Les différentes méthodes pour transmettre un bien immobilier
Il existe plusieurs façons de transmettre un bien immobilier en Belgique. Chacune présente ses avantages et ses contraintes, selon que vous privilégiez la donation, la succession ou d’autres solutions.
Donation : les 3 types principales à connaître
La donation peut être entre vifs, avec ou sans réserve d’usufruit, ou encore sous forme de donation-partage. Chaque type répond à des objectifs différents : transmettre tout de suite, conserver certains droits ou répartir équitablement entre héritiers.
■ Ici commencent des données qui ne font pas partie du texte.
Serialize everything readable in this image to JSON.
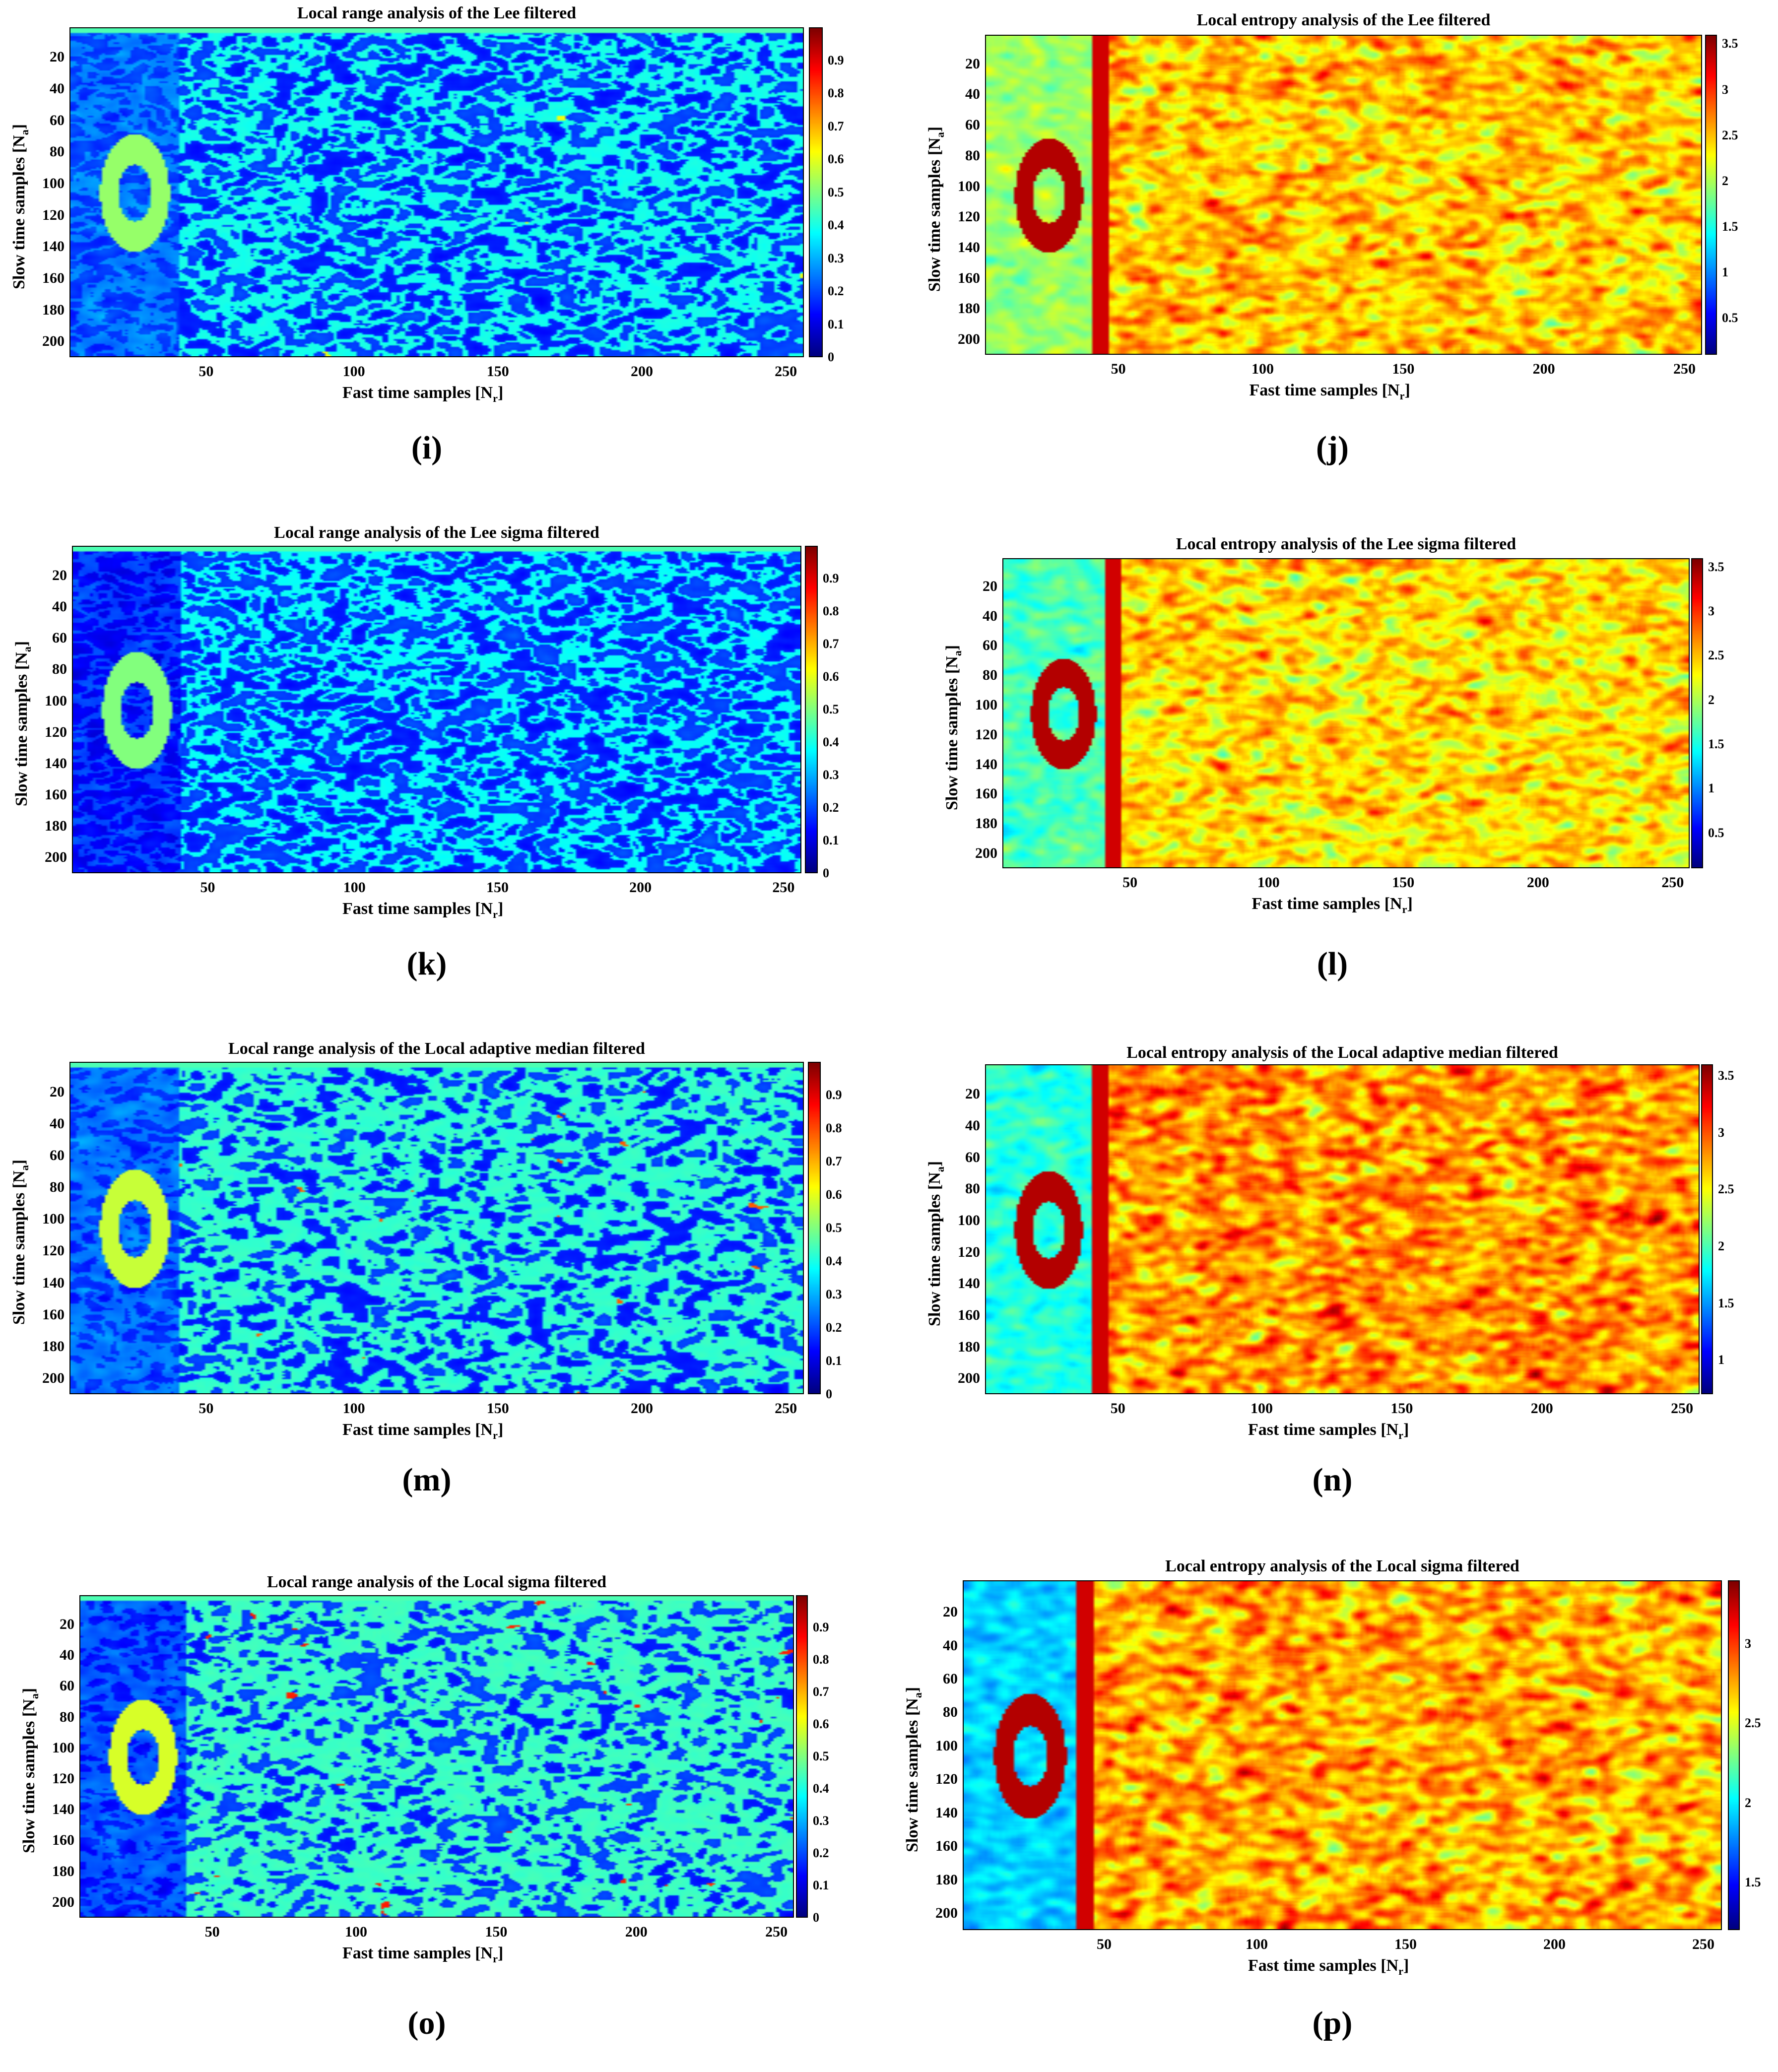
{
  "figure": {
    "x_label_prefix": "Fast time samples [N",
    "x_label_sub": "r",
    "x_label_suffix": "]",
    "y_label_prefix": "Slow time samples [N",
    "y_label_sub": "a",
    "y_label_suffix": "]"
  },
  "chart_data": [
    {
      "type": "heatmap",
      "panel_label": "(i)",
      "title": "Local range analysis of the Lee filtered",
      "x_ticks": [
        50,
        100,
        150,
        200,
        250
      ],
      "y_ticks": [
        20,
        40,
        60,
        80,
        100,
        120,
        140,
        160,
        180,
        200
      ],
      "xlim": [
        1,
        256
      ],
      "ylim": [
        1,
        210
      ],
      "colorbar_ticks": [
        "0",
        "0.1",
        "0.2",
        "0.3",
        "0.4",
        "0.5",
        "0.6",
        "0.7",
        "0.8",
        "0.9"
      ],
      "colorbar_range": [
        0,
        1
      ],
      "colormap": "jet",
      "metric": "range",
      "intensity": 0.18,
      "left_region_level": 0.22
    },
    {
      "type": "heatmap",
      "panel_label": "(j)",
      "title": "Local entropy analysis of the Lee filtered",
      "x_ticks": [
        50,
        100,
        150,
        200,
        250
      ],
      "y_ticks": [
        20,
        40,
        60,
        80,
        100,
        120,
        140,
        160,
        180,
        200
      ],
      "xlim": [
        1,
        256
      ],
      "ylim": [
        1,
        210
      ],
      "colorbar_ticks": [
        "0.5",
        "1",
        "1.5",
        "2",
        "2.5",
        "3",
        "3.5"
      ],
      "colorbar_range": [
        0.1,
        3.6
      ],
      "colormap": "jet",
      "metric": "entropy",
      "intensity": 0.72,
      "left_region_level": 0.42
    },
    {
      "type": "heatmap",
      "panel_label": "(k)",
      "title": "Local range analysis of the Lee sigma filtered",
      "x_ticks": [
        50,
        100,
        150,
        200,
        250
      ],
      "y_ticks": [
        20,
        40,
        60,
        80,
        100,
        120,
        140,
        160,
        180,
        200
      ],
      "xlim": [
        1,
        256
      ],
      "ylim": [
        1,
        210
      ],
      "colorbar_ticks": [
        "0",
        "0.1",
        "0.2",
        "0.3",
        "0.4",
        "0.5",
        "0.6",
        "0.7",
        "0.8",
        "0.9"
      ],
      "colorbar_range": [
        0,
        1
      ],
      "colormap": "jet",
      "metric": "range",
      "intensity": 0.13,
      "left_region_level": 0.12
    },
    {
      "type": "heatmap",
      "panel_label": "(l)",
      "title": "Local entropy analysis of the Lee sigma filtered",
      "x_ticks": [
        50,
        100,
        150,
        200,
        250
      ],
      "y_ticks": [
        20,
        40,
        60,
        80,
        100,
        120,
        140,
        160,
        180,
        200
      ],
      "xlim": [
        1,
        256
      ],
      "ylim": [
        1,
        210
      ],
      "colorbar_ticks": [
        "0.5",
        "1",
        "1.5",
        "2",
        "2.5",
        "3",
        "3.5"
      ],
      "colorbar_range": [
        0.1,
        3.6
      ],
      "colormap": "jet",
      "metric": "entropy",
      "intensity": 0.6,
      "left_region_level": 0.33
    },
    {
      "type": "heatmap",
      "panel_label": "(m)",
      "title": "Local range analysis of the Local adaptive median filtered",
      "x_ticks": [
        50,
        100,
        150,
        200,
        250
      ],
      "y_ticks": [
        20,
        40,
        60,
        80,
        100,
        120,
        140,
        160,
        180,
        200
      ],
      "xlim": [
        1,
        256
      ],
      "ylim": [
        1,
        210
      ],
      "colorbar_ticks": [
        "0",
        "0.1",
        "0.2",
        "0.3",
        "0.4",
        "0.5",
        "0.6",
        "0.7",
        "0.8",
        "0.9"
      ],
      "colorbar_range": [
        0,
        1
      ],
      "colormap": "jet",
      "metric": "range",
      "intensity": 0.3,
      "left_region_level": 0.2
    },
    {
      "type": "heatmap",
      "panel_label": "(n)",
      "title": "Local entropy analysis of the Local adaptive median filtered",
      "x_ticks": [
        50,
        100,
        150,
        200,
        250
      ],
      "y_ticks": [
        20,
        40,
        60,
        80,
        100,
        120,
        140,
        160,
        180,
        200
      ],
      "xlim": [
        1,
        256
      ],
      "ylim": [
        1,
        210
      ],
      "colorbar_ticks": [
        "1",
        "1.5",
        "2",
        "2.5",
        "3",
        "3.5"
      ],
      "colorbar_range": [
        0.7,
        3.6
      ],
      "colormap": "jet",
      "metric": "entropy",
      "intensity": 0.8,
      "left_region_level": 0.3
    },
    {
      "type": "heatmap",
      "panel_label": "(o)",
      "title": "Local range analysis of the Local sigma filtered",
      "x_ticks": [
        50,
        100,
        150,
        200,
        250
      ],
      "y_ticks": [
        20,
        40,
        60,
        80,
        100,
        120,
        140,
        160,
        180,
        200
      ],
      "xlim": [
        1,
        256
      ],
      "ylim": [
        1,
        210
      ],
      "colorbar_ticks": [
        "0",
        "0.1",
        "0.2",
        "0.3",
        "0.4",
        "0.5",
        "0.6",
        "0.7",
        "0.8",
        "0.9"
      ],
      "colorbar_range": [
        0,
        1
      ],
      "colormap": "jet",
      "metric": "range",
      "intensity": 0.34,
      "left_region_level": 0.15
    },
    {
      "type": "heatmap",
      "panel_label": "(p)",
      "title": "Local entropy analysis of the Local sigma filtered",
      "x_ticks": [
        50,
        100,
        150,
        200,
        250
      ],
      "y_ticks": [
        20,
        40,
        60,
        80,
        100,
        120,
        140,
        160,
        180,
        200
      ],
      "xlim": [
        1,
        256
      ],
      "ylim": [
        1,
        210
      ],
      "colorbar_ticks": [
        "1.5",
        "2",
        "2.5",
        "3"
      ],
      "colorbar_range": [
        1.2,
        3.4
      ],
      "colormap": "jet",
      "metric": "entropy",
      "intensity": 0.78,
      "left_region_level": 0.22
    }
  ]
}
Comment faire une donation d’un bien immobilier en Belgique
La donation d’un bien immobilier doit être formalisée par un acte notarié. En fonction de la région, les droits de donation varient. Il est important de bien choisir le moment et la forme de la donation pour optimiser la fiscalité.
Succession : déroulement et spécificités avec un bien immobilier
Lors d’une succession, les biens immobiliers entrent dans l’actif successoral. Leur répartition dépend du régime matrimonial, des héritiers légaux et des dispositions testamentaires. Les droits de succession diffèrent sensiblement d’une région à l’autre. En Flandre, depuis le 1er janvier 2026, les taux en ligne directe s’élèvent à 3 % jusqu’à 50.000 €, 9 % de 50.000 € à 250.000 € et 27 % au-delà. Les célibataires sans enfants bénéficient d’une réduction spéciale sur les premiers 100.000 € hérités, taxés aux taux en ligne directe, soit 3 % jusqu’à 50.000 € et 9 % au-delà jusqu’à 100.000 €. Le partenaire survivant profite d’un abattement pouvant aller jusqu’à 75.000 € exonérés.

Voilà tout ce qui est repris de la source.